I've got this problem about sets, and cardinality. I don't really understand it other than cardinality is the number of elements within each set, I don't understand a lot of the signs used within the sets, if anyone can answer this question, explaining the reasoning behind their answer I would be very greatful.

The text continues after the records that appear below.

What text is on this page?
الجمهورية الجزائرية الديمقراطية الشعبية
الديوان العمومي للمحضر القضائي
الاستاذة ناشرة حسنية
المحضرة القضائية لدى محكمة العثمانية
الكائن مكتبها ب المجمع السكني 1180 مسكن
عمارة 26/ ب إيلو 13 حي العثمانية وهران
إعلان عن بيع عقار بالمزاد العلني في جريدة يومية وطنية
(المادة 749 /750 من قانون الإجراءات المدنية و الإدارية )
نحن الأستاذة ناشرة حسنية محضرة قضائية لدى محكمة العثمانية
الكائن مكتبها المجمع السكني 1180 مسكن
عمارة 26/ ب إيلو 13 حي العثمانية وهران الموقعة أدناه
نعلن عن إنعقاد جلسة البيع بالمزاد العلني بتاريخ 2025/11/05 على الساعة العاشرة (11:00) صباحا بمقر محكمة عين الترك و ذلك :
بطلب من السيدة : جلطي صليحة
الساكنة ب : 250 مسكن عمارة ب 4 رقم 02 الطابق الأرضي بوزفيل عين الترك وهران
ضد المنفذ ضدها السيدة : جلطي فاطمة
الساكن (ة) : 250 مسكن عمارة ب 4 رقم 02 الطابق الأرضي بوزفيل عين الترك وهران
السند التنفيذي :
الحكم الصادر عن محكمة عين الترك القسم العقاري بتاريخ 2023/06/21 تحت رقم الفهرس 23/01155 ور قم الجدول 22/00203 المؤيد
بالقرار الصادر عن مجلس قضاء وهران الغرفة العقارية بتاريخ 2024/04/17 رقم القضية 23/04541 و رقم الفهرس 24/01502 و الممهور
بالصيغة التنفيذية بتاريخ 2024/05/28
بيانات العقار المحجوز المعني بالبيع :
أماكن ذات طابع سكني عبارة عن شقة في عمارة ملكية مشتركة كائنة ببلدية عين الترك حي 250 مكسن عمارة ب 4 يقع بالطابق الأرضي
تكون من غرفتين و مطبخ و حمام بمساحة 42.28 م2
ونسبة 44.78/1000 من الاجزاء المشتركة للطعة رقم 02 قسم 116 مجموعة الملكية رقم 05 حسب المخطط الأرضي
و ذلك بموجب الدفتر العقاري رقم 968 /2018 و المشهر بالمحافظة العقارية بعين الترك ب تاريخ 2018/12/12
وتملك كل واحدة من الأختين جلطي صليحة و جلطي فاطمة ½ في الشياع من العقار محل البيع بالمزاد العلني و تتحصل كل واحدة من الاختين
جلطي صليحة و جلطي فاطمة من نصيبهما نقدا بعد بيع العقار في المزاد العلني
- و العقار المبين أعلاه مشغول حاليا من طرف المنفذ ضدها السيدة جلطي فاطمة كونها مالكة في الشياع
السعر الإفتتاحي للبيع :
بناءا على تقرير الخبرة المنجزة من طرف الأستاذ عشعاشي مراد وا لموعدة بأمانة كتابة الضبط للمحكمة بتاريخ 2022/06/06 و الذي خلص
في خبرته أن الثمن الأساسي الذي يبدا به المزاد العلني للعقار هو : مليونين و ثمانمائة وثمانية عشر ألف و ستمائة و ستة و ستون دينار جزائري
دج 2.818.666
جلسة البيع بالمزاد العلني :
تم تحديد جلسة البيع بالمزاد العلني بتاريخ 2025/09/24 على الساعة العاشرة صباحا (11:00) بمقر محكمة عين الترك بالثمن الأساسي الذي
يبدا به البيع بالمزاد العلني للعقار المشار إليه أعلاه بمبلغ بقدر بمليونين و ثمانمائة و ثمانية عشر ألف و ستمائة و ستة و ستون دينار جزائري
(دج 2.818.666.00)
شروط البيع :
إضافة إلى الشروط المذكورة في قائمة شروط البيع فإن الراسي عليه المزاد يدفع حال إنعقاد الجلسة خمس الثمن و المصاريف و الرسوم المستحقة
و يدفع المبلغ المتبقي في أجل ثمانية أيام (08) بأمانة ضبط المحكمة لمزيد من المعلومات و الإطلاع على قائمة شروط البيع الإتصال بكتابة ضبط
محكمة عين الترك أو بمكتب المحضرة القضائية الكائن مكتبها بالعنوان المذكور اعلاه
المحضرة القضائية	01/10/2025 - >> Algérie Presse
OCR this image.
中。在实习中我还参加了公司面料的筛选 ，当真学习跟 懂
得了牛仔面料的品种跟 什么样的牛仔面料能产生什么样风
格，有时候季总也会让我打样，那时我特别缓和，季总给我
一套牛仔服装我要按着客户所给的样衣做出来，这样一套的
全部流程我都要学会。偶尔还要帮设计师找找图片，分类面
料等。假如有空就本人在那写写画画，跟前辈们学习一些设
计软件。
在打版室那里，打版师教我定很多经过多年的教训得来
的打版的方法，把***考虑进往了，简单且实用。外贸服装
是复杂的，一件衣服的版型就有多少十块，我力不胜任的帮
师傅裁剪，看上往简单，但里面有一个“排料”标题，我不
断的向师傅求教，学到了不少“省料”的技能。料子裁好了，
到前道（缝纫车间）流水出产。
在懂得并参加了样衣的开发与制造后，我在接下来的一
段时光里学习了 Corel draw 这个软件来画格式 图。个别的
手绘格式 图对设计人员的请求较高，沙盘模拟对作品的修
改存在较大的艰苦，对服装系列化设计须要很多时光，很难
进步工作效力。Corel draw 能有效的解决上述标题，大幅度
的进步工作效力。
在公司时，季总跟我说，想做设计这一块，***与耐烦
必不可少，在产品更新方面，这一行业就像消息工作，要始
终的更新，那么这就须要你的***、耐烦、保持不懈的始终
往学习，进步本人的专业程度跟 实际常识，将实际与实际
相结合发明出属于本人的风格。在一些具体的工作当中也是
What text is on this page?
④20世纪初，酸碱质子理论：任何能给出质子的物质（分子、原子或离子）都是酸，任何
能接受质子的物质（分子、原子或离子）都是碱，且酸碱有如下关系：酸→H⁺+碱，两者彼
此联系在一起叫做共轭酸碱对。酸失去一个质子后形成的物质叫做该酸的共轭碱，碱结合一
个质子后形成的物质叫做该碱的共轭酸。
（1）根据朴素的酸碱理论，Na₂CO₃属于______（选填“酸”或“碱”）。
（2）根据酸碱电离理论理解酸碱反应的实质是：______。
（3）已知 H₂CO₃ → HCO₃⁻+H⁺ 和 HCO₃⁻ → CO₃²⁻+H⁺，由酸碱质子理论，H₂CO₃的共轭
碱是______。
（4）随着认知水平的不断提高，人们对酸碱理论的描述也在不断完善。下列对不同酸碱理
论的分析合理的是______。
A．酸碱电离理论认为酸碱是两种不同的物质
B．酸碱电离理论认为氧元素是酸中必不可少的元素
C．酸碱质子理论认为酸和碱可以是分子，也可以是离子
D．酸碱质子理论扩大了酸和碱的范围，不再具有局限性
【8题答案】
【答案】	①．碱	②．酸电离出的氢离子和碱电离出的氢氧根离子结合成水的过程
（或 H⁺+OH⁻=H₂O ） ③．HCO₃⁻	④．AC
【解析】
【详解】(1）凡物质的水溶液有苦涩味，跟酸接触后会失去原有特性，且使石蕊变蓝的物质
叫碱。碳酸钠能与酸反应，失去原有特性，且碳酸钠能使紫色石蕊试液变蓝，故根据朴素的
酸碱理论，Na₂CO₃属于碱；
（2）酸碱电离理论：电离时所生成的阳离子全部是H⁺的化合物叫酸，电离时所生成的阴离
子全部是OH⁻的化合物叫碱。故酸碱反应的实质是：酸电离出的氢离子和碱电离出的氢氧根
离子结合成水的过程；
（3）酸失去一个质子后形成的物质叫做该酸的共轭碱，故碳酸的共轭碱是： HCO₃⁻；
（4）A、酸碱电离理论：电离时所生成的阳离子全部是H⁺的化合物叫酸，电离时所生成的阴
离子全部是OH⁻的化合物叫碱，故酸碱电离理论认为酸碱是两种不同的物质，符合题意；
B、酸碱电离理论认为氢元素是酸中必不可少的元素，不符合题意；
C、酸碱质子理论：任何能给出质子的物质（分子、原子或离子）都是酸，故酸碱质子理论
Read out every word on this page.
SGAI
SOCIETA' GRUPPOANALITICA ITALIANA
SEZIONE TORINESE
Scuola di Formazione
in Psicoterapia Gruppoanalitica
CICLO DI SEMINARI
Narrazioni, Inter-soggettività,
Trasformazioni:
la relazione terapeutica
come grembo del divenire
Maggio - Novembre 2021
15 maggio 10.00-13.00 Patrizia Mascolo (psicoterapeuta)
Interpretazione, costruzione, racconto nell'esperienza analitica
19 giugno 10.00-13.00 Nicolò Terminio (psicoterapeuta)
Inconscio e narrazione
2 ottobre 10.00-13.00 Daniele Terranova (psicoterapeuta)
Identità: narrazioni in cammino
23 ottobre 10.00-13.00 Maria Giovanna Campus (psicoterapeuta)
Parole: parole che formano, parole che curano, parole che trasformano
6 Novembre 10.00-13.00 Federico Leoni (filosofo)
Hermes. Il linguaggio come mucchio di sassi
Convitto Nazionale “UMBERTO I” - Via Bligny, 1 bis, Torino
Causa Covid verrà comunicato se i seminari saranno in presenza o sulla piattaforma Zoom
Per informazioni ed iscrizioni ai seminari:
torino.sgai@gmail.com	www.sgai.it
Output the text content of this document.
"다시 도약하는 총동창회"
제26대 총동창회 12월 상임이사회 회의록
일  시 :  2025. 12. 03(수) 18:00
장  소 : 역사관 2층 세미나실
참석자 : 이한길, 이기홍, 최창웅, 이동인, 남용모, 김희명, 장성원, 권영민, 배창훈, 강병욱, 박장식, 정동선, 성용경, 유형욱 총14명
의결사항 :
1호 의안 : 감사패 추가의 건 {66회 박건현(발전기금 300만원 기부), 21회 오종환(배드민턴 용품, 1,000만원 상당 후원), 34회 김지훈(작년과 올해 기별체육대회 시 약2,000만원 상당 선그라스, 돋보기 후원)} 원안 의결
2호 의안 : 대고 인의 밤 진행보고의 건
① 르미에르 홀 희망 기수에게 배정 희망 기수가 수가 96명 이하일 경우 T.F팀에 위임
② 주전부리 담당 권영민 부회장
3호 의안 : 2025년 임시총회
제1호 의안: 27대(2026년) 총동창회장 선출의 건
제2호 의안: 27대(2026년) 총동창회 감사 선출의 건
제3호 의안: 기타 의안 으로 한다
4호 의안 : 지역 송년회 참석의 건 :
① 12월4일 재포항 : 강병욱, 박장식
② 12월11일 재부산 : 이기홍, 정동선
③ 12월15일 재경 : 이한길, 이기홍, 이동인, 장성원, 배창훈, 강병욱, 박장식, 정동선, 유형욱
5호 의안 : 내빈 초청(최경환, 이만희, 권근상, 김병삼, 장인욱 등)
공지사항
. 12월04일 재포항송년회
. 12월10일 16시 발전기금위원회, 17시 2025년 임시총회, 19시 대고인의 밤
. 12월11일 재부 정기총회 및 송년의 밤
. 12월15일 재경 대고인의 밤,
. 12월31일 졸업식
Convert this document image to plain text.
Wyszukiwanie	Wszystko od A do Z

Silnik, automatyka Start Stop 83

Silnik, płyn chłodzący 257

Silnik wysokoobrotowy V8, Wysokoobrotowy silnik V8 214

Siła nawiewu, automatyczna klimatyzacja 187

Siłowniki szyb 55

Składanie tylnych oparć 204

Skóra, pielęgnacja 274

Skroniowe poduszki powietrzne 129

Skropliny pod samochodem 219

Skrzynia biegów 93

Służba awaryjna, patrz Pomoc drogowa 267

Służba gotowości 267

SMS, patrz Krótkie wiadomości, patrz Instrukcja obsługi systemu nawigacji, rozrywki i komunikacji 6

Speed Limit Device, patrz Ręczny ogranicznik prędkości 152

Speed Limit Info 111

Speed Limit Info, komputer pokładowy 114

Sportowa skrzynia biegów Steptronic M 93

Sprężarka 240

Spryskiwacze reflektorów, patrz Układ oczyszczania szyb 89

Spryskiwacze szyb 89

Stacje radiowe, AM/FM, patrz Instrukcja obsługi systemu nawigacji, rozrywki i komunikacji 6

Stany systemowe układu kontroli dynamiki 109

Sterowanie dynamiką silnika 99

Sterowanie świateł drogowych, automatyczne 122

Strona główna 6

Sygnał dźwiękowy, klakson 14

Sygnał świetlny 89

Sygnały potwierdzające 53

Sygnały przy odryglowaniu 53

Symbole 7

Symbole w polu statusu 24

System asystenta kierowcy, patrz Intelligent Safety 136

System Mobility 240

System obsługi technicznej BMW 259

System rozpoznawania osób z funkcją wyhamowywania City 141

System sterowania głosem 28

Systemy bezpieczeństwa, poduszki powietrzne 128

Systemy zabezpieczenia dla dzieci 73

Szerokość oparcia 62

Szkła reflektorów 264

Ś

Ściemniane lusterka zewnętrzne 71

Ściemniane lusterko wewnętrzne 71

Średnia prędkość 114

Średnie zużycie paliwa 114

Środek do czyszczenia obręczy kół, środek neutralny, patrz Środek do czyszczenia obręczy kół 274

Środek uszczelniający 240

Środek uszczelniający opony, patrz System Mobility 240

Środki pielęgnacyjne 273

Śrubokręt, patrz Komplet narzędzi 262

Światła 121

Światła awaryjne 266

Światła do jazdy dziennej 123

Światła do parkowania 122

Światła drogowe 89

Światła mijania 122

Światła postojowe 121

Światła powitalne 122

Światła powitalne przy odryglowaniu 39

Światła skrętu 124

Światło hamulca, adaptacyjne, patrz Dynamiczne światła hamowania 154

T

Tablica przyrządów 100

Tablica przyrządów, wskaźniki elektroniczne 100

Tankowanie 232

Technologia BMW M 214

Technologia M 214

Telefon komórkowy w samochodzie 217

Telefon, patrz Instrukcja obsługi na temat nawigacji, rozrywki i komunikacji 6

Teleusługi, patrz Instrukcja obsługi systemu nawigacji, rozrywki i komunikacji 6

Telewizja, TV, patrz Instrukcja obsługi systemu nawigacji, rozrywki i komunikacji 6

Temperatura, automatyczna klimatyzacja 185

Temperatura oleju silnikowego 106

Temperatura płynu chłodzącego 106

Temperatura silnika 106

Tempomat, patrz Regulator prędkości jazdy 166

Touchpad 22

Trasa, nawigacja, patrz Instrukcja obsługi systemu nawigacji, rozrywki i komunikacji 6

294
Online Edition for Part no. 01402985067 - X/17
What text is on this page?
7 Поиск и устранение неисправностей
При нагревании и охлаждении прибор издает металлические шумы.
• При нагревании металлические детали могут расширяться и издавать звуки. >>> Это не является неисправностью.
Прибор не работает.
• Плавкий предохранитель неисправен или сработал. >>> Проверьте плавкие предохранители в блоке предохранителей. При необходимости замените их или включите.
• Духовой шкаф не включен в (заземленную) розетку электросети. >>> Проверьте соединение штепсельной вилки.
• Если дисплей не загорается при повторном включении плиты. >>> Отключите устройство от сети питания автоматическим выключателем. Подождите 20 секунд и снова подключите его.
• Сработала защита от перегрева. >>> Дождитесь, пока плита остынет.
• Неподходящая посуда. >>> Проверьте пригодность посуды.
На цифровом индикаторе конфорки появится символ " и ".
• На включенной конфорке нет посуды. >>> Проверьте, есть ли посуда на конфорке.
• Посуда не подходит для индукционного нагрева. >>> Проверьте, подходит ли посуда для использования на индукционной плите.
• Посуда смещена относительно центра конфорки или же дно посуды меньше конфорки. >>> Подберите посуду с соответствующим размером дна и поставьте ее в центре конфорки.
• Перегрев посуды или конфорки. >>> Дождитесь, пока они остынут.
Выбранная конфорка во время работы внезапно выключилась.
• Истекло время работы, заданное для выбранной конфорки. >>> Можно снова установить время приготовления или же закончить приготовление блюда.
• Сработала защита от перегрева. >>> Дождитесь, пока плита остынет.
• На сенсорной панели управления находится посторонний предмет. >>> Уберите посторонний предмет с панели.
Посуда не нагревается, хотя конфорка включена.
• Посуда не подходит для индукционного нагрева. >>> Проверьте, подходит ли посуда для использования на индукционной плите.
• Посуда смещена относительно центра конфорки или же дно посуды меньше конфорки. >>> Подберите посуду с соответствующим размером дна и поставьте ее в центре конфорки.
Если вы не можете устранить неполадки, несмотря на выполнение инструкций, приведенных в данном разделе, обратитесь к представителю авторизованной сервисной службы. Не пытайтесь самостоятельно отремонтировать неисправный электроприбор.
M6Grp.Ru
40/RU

I understand this is strictly a homework question, but I figured I'd ask here before going into my professors office hours. Thanks in advance.
• S = {s ∈ Z+∣∃y ∈ Z+, s + y = 25}
• T = {t ≤ 36∣∃x ∈ Z+, t = x 2}
• M = {m ∈ Z+∣m ≤ 8}
• W = P({a, b, c}), namely the powerset of the set {a, b, c}
• X = {(a1, a2, a3, a4) ∈ Z+ × Z+ × Z+ × Z+∣(∀i, ai < 5) ∧ (∀i, j, i ≠ j → ai ≠ aj)}
• Y = {(a1, a2, a3) ∈ Z+ × Z+ × Z+∣(∀i, ai < 4) ∧ (∀i, j, i ≠ j → ai ≠ aj)}
Moreover, denote the set containing these sets as E = {S, T,M,W, X, Y } (1) Note that E is not a union of the sets it contains.
In each of the following questions, you must justify your answer. This justification may consist of either listing all out all of the elements of the set concerned, or a proof by another means.
a. What is the cardinality of S? Provide justification.
b. What is the cardinality of T? Provide justification.
c. What is the cardinality of W? Provide justification.
d. What is the cardinality of X? Provide justification.
e. What is the cardinality of Y ? Provide justification
cardinality of S is 24, since s+y =25 , where s and y are positive integers then the least possible value of y is 1 and the maximum value is 24. the same goes with x. thus the cardinality of S 1s 24 [1,24]
Cardinality of T is 18, since t=2x and x is positive then t is the set positive even numbers from 2 to 36. and there are 18 positive even integers in [2,36]
the cardinality of M is obviously 8, since m are positive integers less than or equal to 8.
cardinality of W is 8, since there are 3 elements (namely a,b,c) then it's power set is 2*3=8 if a set has n elements then the cardinality of it's power set is 2*n
i just dont unerstand some notations in X and Y sorry.